On the other hand, it has been known for decades that skeletal muscle structural and functional alterations are often associated with chronic heart failure (CHF) in noncachectic patients [123]. Muscle wasting not only strongly impairs CHF patients’ quality of life by impacting their daily activities through reduced physical capacity but has been also recently acknowledged as an aggravating comorbidity [124] and an independent predictor of survival [125]. These findings are driving a renewed attention from the scientific and clinical community, and technical advances and increased knowledge about muscle physiology have helped in opening new perspectives and identifying fat tissue as an important mediator in the cardiac–skeletal muscle crosstalk [126,127]. Both inflammation (mediated by circulating factors, such as myokines and adipokines) and oxidative/lipidic metabolic shifts seem to play a pivotal role in CHF-related skeletal muscle and fat wasting [126,127], and novel evidence is emerging about possible targets to prevent and overcome this phenomenon [128,129].
6.4. Bone
Because of the increasing life expectancy of the human population, it is of extreme importance to understand how muscle and bones interact and how such interactions are affected in pathological conditions such as sarcopenia and osteoporosis [130]. While the relationship between skeletal muscle and bones has long been considered purely structural and mechanical, this view has changed in recent years due to the extensive efforts spent to investigate both systems. Although sarcopenia and osteoporosis are often associated with several pathological conditions, the hypothesis that communication would happen only through the mechanical load that muscles exert on bones cannot explain why muscle atrophy does not account for all osteoporosis cases, and vice-versa [131], or why fractures heal better if they are covered by muscle flaps [132]. Indeed, experimental evidence suggests that the crosstalk between muscle and bones is mediated by diffusion of secreted factors, and it is now clear that both tissues should be considered endocrine organ systems [131]. Myokines such as myostatin, IL-6, and irisin have been shown to influence both bone formation and resorption [133,134,135,136,137]. On the other hand, osteocalcin signaling improves muscle mass and function and is a main mediator of exercise-induced IL-6 secretion from the muscle [138]. Wnt-3 and TGF-β also influence myocyte differentiation and decrease muscle function via oxidative stress, respectively [139,140,141].
7. In Vitro Modeling of Cachexia
Many insights into the development and treatment of cachexia are gained from animal models, particularly rodents [142,143]. The latter have allowed us to validate systemic interventions that are readily translational to clinical practice, such as exercise training [22,24,144], and, at the same time, impossible to reproduce in vitro [23,145,146]. However, molecular pathways in human muscles may differ from those in animals [147,148], and therefore, the development of human muscle models is of importance to study cachexia processes, identify and follow the best biomarkers, and test therapeutic strategies. Traditional monolayer cell culture has been extensively used; however, this cannot reliably capture the phenomena at the tissue level such as myotube maturation, force generation, extracellular matrix remodeling, and capillarization [149]. Three-dimensional skeletal muscle models have emerged and are based on tissue-engineering strategies, which have been developed over the last two decades [150,151,152]. Miniaturization has led to the use of these models for high-content drug screening based on changes in muscle contractility as a response to drug exposure [153,154,155]. The hypertrophic effect of exercise was described in the human muscle model in 2002 [156]. Other influencing factors and markers of cachexia have been studied in this context, such as the paracrine release of IGF1 [157] and changes in the extracellular matrix by increasing the concentration of certain amino acids [158].

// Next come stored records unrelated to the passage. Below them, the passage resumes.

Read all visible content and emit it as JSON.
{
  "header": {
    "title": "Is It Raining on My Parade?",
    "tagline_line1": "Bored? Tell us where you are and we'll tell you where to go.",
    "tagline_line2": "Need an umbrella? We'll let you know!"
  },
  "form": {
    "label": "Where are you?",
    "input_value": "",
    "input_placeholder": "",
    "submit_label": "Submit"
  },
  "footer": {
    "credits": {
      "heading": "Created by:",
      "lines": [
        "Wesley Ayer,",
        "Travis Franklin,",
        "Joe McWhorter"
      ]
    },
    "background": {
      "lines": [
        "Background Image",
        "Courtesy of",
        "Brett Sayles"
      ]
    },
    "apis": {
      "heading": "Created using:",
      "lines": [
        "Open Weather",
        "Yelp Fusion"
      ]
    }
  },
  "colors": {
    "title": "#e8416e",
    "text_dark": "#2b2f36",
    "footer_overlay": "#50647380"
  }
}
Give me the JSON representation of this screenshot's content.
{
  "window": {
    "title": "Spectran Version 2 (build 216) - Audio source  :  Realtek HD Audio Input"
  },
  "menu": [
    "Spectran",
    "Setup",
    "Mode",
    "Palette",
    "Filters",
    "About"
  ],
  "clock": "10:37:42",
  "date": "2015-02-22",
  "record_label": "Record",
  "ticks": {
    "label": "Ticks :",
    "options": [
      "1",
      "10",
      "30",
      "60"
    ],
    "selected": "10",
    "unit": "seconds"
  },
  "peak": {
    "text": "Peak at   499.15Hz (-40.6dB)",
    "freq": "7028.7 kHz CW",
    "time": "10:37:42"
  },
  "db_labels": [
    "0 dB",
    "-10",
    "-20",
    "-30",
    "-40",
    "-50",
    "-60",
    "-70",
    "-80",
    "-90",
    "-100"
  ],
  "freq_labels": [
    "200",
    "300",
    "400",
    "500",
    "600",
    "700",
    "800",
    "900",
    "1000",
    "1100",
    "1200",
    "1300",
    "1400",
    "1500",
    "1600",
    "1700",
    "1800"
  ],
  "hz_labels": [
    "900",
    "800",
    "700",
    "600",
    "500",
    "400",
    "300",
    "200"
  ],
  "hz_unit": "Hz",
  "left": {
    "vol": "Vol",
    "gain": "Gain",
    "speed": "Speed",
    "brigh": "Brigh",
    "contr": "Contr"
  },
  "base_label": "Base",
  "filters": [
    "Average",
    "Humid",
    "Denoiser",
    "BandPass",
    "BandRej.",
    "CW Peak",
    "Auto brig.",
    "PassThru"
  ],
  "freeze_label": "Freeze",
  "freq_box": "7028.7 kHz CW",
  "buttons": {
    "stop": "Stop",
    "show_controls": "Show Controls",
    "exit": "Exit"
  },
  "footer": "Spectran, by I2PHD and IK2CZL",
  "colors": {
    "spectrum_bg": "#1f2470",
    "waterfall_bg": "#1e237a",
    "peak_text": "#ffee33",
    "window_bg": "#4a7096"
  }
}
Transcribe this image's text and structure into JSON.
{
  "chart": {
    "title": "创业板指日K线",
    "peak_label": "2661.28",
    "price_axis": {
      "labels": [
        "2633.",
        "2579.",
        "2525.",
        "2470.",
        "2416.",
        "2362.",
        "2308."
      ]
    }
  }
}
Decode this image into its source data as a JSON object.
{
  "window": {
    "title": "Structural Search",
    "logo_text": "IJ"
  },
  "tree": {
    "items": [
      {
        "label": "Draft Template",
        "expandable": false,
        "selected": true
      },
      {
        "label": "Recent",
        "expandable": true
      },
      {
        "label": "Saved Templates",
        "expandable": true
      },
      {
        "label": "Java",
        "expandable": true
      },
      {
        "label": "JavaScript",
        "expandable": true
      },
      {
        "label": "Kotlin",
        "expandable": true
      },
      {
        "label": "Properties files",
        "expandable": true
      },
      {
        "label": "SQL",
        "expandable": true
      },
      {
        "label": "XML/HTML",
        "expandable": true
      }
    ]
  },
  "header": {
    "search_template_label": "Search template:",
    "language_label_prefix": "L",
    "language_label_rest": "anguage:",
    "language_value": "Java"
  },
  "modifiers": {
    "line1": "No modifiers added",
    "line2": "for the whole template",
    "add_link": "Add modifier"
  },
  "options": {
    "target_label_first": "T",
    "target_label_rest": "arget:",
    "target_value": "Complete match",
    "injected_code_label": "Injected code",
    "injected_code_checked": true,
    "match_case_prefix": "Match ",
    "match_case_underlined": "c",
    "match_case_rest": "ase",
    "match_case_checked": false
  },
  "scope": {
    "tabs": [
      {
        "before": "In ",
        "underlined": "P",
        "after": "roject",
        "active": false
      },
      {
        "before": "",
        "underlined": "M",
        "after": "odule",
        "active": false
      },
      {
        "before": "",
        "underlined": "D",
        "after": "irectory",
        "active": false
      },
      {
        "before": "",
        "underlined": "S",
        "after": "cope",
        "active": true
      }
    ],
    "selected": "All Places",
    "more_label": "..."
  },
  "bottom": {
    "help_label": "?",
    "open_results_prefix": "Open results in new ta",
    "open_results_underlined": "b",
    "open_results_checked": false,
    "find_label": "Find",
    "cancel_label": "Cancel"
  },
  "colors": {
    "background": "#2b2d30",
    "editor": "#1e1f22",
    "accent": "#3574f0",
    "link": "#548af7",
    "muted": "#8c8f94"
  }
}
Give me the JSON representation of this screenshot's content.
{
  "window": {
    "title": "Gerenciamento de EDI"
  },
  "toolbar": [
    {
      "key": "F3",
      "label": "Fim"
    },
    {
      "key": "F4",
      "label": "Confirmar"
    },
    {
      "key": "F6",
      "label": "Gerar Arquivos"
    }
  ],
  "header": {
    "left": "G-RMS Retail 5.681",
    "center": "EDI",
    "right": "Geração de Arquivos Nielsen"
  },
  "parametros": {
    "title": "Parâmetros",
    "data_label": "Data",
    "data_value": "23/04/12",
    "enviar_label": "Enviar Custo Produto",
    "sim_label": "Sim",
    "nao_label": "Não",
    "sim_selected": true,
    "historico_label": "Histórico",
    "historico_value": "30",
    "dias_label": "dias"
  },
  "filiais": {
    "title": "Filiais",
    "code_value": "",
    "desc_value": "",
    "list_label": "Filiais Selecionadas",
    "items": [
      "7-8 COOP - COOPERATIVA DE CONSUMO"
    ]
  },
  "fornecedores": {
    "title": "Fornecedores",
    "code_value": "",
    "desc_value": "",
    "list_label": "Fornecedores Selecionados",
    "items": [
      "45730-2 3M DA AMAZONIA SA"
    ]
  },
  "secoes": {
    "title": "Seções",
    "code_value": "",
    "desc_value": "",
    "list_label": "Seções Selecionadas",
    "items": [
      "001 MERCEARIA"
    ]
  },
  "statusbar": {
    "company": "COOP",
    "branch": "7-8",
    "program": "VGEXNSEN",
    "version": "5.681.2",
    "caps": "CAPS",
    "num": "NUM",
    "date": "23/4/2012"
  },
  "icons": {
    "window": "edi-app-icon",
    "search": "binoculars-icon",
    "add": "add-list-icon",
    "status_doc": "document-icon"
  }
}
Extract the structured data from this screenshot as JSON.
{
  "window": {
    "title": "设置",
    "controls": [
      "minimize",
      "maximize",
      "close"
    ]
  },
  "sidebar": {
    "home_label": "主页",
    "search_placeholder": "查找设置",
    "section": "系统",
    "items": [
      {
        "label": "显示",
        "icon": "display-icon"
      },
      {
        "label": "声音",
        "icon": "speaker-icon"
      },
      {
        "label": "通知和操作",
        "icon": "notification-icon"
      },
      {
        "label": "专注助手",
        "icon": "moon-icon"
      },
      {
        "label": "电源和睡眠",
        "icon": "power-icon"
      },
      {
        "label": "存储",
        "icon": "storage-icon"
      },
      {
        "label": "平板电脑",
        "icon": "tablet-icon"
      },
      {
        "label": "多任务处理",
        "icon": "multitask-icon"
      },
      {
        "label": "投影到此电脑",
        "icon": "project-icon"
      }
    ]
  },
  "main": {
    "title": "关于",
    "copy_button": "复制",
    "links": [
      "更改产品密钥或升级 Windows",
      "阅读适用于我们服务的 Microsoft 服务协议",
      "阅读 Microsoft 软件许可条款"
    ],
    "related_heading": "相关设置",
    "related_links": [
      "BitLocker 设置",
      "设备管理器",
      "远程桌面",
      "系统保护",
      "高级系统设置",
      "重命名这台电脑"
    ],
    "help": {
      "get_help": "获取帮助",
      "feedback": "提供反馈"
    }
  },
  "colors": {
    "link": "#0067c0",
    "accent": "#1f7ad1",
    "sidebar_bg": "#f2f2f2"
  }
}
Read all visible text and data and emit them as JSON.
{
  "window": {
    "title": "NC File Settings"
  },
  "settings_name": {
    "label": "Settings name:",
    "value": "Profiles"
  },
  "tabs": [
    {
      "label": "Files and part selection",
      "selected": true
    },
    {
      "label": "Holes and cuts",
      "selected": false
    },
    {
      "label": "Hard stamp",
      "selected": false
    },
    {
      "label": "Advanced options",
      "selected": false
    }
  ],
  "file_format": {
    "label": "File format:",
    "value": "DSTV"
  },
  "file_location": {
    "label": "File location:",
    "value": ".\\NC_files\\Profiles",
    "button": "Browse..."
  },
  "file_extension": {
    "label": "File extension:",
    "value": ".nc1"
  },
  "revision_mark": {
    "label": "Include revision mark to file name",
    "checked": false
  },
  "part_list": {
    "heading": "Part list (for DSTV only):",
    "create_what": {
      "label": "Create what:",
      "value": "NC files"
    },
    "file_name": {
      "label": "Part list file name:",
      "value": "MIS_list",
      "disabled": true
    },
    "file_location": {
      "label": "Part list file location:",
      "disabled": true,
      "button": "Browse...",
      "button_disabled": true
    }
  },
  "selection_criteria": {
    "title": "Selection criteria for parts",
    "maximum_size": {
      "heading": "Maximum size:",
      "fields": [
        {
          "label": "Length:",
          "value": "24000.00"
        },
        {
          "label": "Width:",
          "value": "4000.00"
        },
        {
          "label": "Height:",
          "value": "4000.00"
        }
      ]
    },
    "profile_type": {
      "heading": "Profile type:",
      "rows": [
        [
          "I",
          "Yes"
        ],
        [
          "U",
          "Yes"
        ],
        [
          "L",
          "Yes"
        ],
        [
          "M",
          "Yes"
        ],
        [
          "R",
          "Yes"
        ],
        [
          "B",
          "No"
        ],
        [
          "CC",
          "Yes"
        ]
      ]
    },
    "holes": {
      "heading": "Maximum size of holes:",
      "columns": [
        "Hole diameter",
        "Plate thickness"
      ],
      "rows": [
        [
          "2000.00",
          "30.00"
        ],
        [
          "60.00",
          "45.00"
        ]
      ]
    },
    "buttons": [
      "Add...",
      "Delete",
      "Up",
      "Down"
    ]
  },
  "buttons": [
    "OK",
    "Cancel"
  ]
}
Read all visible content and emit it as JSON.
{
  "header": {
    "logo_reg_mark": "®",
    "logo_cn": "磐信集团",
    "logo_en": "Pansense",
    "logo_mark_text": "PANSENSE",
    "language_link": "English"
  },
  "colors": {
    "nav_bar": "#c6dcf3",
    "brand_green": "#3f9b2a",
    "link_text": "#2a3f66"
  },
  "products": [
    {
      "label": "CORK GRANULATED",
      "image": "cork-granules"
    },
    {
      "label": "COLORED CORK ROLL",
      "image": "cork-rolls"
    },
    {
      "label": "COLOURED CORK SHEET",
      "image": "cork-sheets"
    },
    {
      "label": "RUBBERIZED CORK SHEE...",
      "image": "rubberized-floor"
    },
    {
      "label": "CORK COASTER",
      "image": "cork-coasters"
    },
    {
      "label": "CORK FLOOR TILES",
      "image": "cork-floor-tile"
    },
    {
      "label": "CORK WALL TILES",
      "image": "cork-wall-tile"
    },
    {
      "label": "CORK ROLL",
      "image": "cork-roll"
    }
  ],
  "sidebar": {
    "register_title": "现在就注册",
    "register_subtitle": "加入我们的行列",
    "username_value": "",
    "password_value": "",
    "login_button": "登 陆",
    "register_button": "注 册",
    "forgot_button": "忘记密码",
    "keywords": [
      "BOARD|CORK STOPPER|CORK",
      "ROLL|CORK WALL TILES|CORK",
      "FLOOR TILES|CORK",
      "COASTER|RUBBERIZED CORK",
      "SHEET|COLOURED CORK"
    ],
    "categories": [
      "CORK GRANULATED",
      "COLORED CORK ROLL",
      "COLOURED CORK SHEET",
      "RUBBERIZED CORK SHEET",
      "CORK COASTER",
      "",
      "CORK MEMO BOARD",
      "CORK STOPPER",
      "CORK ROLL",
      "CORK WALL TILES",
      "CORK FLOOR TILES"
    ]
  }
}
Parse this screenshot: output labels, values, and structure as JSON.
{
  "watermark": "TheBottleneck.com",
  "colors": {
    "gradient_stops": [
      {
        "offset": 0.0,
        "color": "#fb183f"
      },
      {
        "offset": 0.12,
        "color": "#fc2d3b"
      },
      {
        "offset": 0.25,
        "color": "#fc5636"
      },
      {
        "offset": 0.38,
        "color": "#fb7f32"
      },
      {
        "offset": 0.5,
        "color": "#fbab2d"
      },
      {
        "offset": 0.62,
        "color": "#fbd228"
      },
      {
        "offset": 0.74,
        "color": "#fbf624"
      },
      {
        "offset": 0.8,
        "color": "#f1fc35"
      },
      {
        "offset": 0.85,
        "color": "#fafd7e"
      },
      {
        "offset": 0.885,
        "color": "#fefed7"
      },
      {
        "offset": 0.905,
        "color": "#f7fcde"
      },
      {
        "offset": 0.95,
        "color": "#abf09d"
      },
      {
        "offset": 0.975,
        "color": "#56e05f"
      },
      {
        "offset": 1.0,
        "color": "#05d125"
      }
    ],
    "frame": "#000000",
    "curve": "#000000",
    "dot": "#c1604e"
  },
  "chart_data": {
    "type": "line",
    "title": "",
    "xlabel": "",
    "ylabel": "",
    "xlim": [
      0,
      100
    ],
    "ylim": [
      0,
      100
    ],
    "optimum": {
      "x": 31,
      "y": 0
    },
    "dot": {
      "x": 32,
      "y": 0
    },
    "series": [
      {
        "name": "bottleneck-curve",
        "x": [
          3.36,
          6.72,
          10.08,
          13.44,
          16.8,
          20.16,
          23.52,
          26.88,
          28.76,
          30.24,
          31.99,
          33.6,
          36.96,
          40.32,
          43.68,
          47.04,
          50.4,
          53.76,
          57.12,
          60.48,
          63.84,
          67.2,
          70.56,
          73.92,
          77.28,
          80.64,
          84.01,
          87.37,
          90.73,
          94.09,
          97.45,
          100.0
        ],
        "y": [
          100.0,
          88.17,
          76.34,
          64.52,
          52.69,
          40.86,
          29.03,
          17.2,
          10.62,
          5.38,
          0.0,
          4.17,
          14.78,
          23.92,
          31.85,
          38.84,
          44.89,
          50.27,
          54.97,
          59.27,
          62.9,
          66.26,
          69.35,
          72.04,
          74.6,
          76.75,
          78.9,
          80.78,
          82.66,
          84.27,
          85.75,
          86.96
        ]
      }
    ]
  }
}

Although most advances have been made with myogenic cells, including the C2C12 cell line [150,159,160,161,162] and primary muscle-derived precursors [151,152,163], more recently, vascular cells have also been included to generate constructs that better mimic the in vivo situation [163,164,165,166]. By the inclusion of a vascular network, the capillary density can thus be studied. Decreased capillary density is associated with poor prognoses of cachexia and is influenced by TNFα [167]. TNFα was also shown to inhibit myofiber maturation in tissue-engineered myobundles [168].
A model of skeletal muscle atrophy was described based on the buildup of contractile proteins by electrical stimulation, followed by atrophy induction through length reduction [169]. This resulted in a decrease in the isometric tetanic force, myofiber cross-sectional area, protein synthesis rate, and noncollagenous protein content [169]. Other factors also affecting cachexia such as protein metabolism [161], hypoxia [160], growth hormone [162], or mechanical loading [159,170] can be studied. Although these latter studies were described based on engineered murine tissues, the setup can be translated to human tissues.
In parallel with muscle cell cultures, the modeling of lipolysis by the use of cell cultures of adipocytes treated with putative proatrophic factors has led to the first observations of adipose tissue atrophy in cancer cachexia [171]. Since then, in vitro models have been extensively used to elucidate the mechanisms of white and brown tissue wasting in cachexia [172,173].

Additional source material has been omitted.